The Columbus North sophomore was competing on the floor exercise at Columbus East in the second meet of the season when she did a back handspring and twisted an ankle on the landing. She broke the fifth metatarsal in her foot.
“I had a little bit of a rough start,” said May, who would return in time to win a regional all-around title, lead the Bull Dogs to a third-place team finish in the state finals and earn
The Republic Athlete of the Year for Gymnastics honors.
After the injury at East, May had her foot taped, took some ibuprofen and finished by doing her beam routine.
“I did most of my things one-footed,” May said.
But then after X-rays revealed the break, May sat out a couple of meets. She returned by doing only the bars and beam the rest of the regular season and picked up the vault at the East Sectional.
“It was a little frustrating to know that I could compete in all-around and do well, but not be able to,” May said. “But it was nice to be able to get better on beam especially because I had a lot of time out there. Toward the end of the year, it was nice to get back to all four events.”
“The injury, as terrible as it was, came early in the season, so by the time she was back and ready to go on the events, we still had a couple of meets left, so that worked pretty well,” North coach Sandy Freshour said. “She slowly but surely, as we were given more permission to do skills, worked her way back into good, healthy position.
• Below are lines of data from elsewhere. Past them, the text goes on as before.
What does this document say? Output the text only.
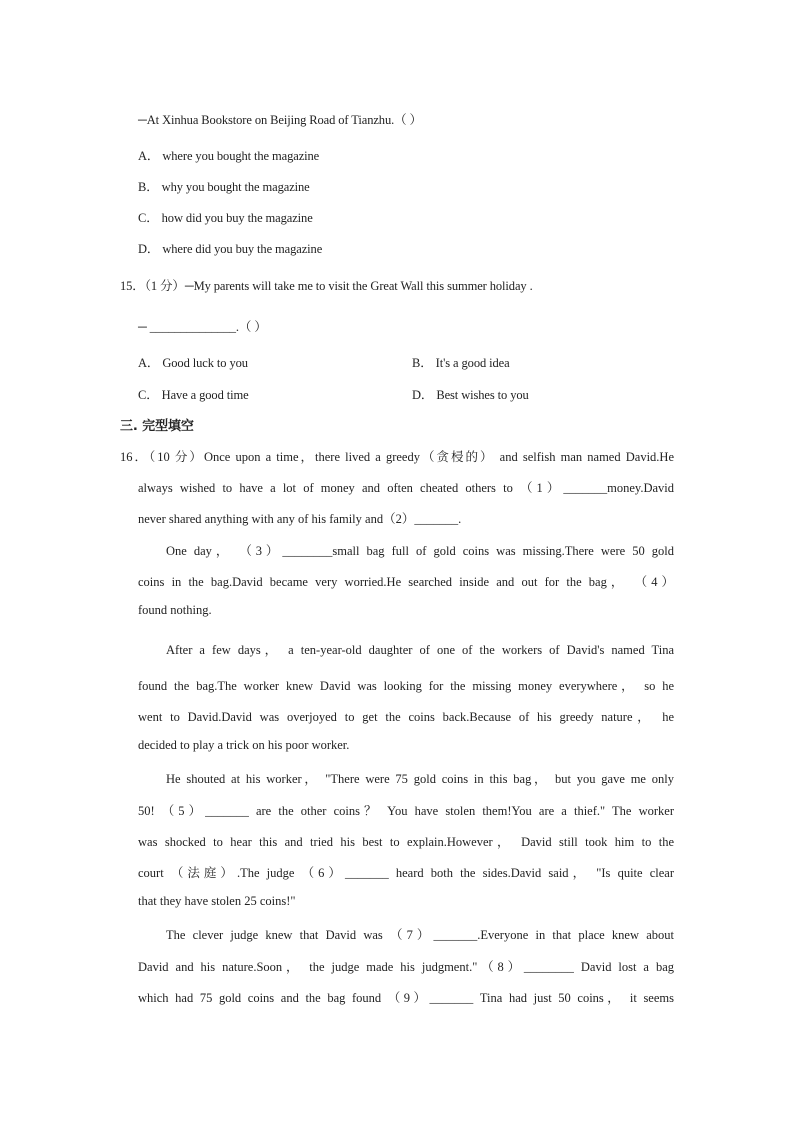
─At Xinhua Bookstore on Beijing Road of Tianzhu.（ ）
A． where you bought the magazine
B． why you bought the magazine
C． how did you buy the magazine
D． where did you buy the magazine
15．（1 分）─My parents will take me to visit the Great Wall this summer holiday .
─ ______________.（ ）
A． Good luck to you	B． It's a good idea
C． Have a good time	D． Best wishes to you
三. 完型填空
16．（10 分）Once upon a time，there lived a greedy（贪梫的） and selfish man named David.He
always wished to have a lot of money and often cheated others to （1）_______money.David
never shared anything with any of his family and（2）_______.
One day， （3）________small bag full of gold coins was missing.There were 50 gold
coins in the bag.David became very worried.He searched inside and out for the bag， （4）
found nothing.
After a few days， a ten-year-old daughter of one of the workers of David's named Tina
found the bag.The worker knew David was looking for the missing money everywhere， so he
went to David.David was overjoyed to get the coins back.Because of his greedy nature， he
decided to play a trick on his poor worker.
He shouted at his worker， "There were 75 gold coins in this bag， but you gave me only
50! （5）_______ are the other coins？ You have stolen them!You are a thief." The worker
was shocked to hear this and tried his best to explain.However， David still took him to the
court （法庭）.The judge （6）_______ heard both the sides.David said， "Is quite clear
that they have stolen 25 coins!"
The clever judge knew that David was （7）_______.Everyone in that place knew about
David and his nature.Soon， the judge made his judgment."（8）________ David lost a bag
which had 75 gold coins and the bag found （9）_______ Tina had just 50 coins， it seems
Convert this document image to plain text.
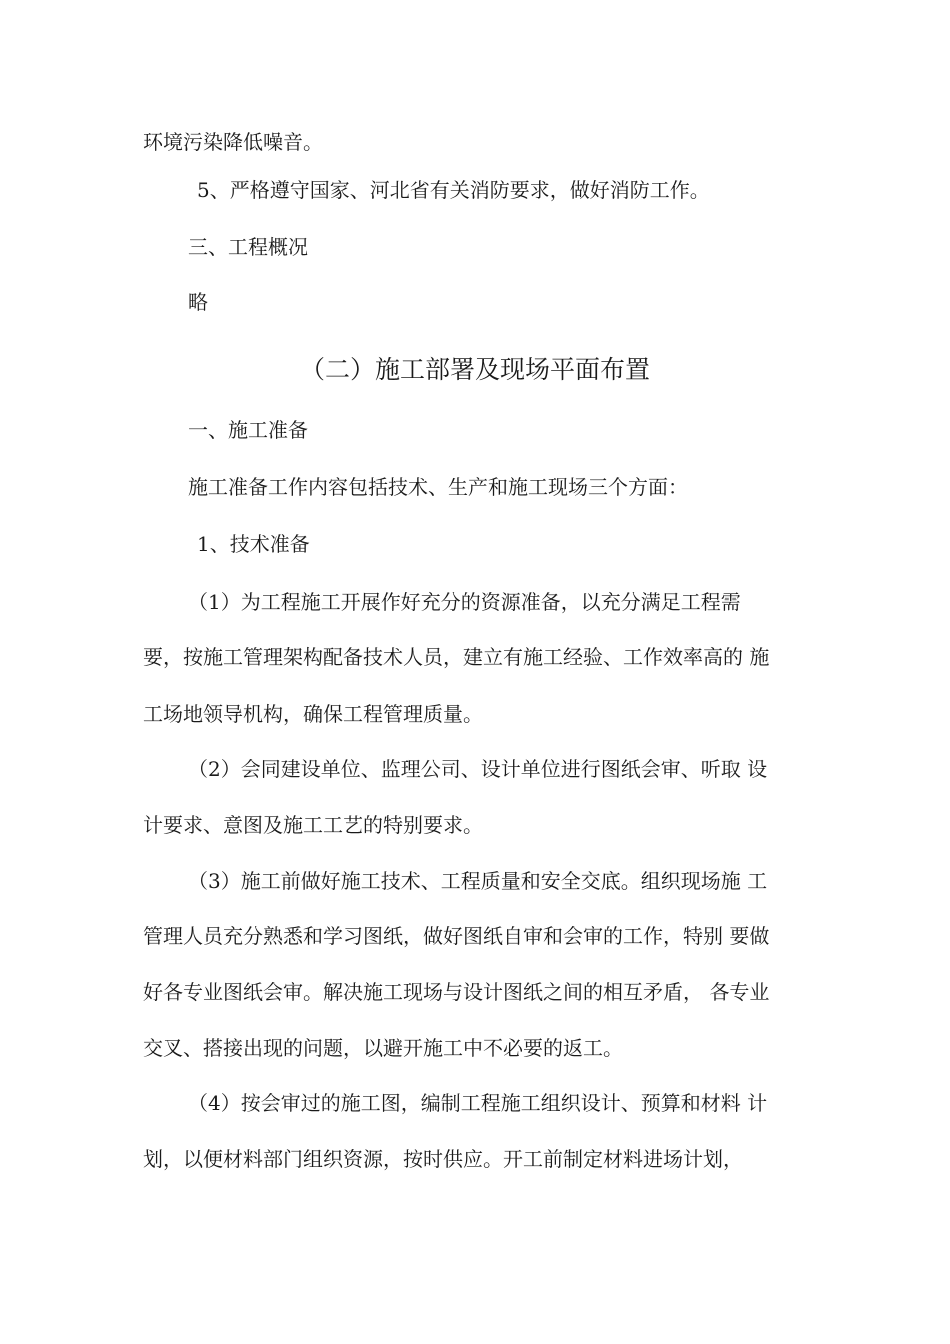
环境污染降低噪音。
5、严格遵守国家、河北省有关消防要求，做好消防工作。
三、工程概况
略
（二）施工部署及现场平面布置
一、施工准备
施工准备工作内容包括技术、生产和施工现场三个方面：
1、技术准备
（1）为工程施工开展作好充分的资源准备，以充分满足工程需
要，按施工管理架构配备技术人员，建立有施工经验、工作效率高的 施
工场地领导机构，确保工程管理质量。
（2）会同建设单位、监理公司、设计单位进行图纸会审、听取 设
计要求、意图及施工工艺的特别要求。
（3）施工前做好施工技术、工程质量和安全交底。组织现场施 工
管理人员充分熟悉和学习图纸，做好图纸自审和会审的工作，特别 要做
好各专业图纸会审。解决施工现场与设计图纸之间的相互矛盾， 各专业
交叉、搭接出现的问题，以避开施工中不必要的返工。
（4）按会审过的施工图，编制工程施工组织设计、预算和材料 计
划，以便材料部门组织资源，按时供应。开工前制定材料进场计划，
The other girls on the team picked up the slack, and the team score was holding well, so there was no need to rush her recovery.”
May and Freshour weren’t sure if May could add the floor to compete in the all-around in the East Regional until just before it was time for the event. But she did it and won the all-around with a 36.925
“It was exciting to come to such a large meet and place so high in the all-around,” May said.
At state, May earned a medal with a sixth-place finish on the beam with a 9.3. She tied for ninth in the all-around with a 36.975.
“I didn’t have any falls, but my routines were wobbly,” May said. “It wasn’t as good as regional, but it wasn’t too bad.”
Freshour credited Dr. Cary Guse and trainer Steve Souder with helping May recover enough to be able to perform at a high level at the end of the season.
“Her dedication and her level of excitement to compete in the sport played a big role, too,” Freshour said. “I think we must all have been really lucky and fortunate about where (the injury) was, and the fact that it didn’t completely come apart and there was no compound fracture. It seemed to make the healing possible.
“Then with so much time spent on your hands played into it rather nicely because it allowed her to be in good shape and have good workouts and come back better,” she said.
Next year, May hopes to finish in the top five at state in the all-around and help the Bull Dogs finish in the top two as a team.
May is currently a pole vaulter on the 10th-ranked North girls track team. She finished fifth in the regional as a freshman last year and hopes to qualify for state this season.
May hopes to follow in the footsteps of former North gymnast and pole vaulter and current University of Indianapolis freshman Chelsea Wieland and pole vault in college.
“She influenced me a lot in the area of track,” May said. “I wasn’t going to do track until she talked about pole vault all the time. It sounded really fun, so I went last year and ended up being pretty good.”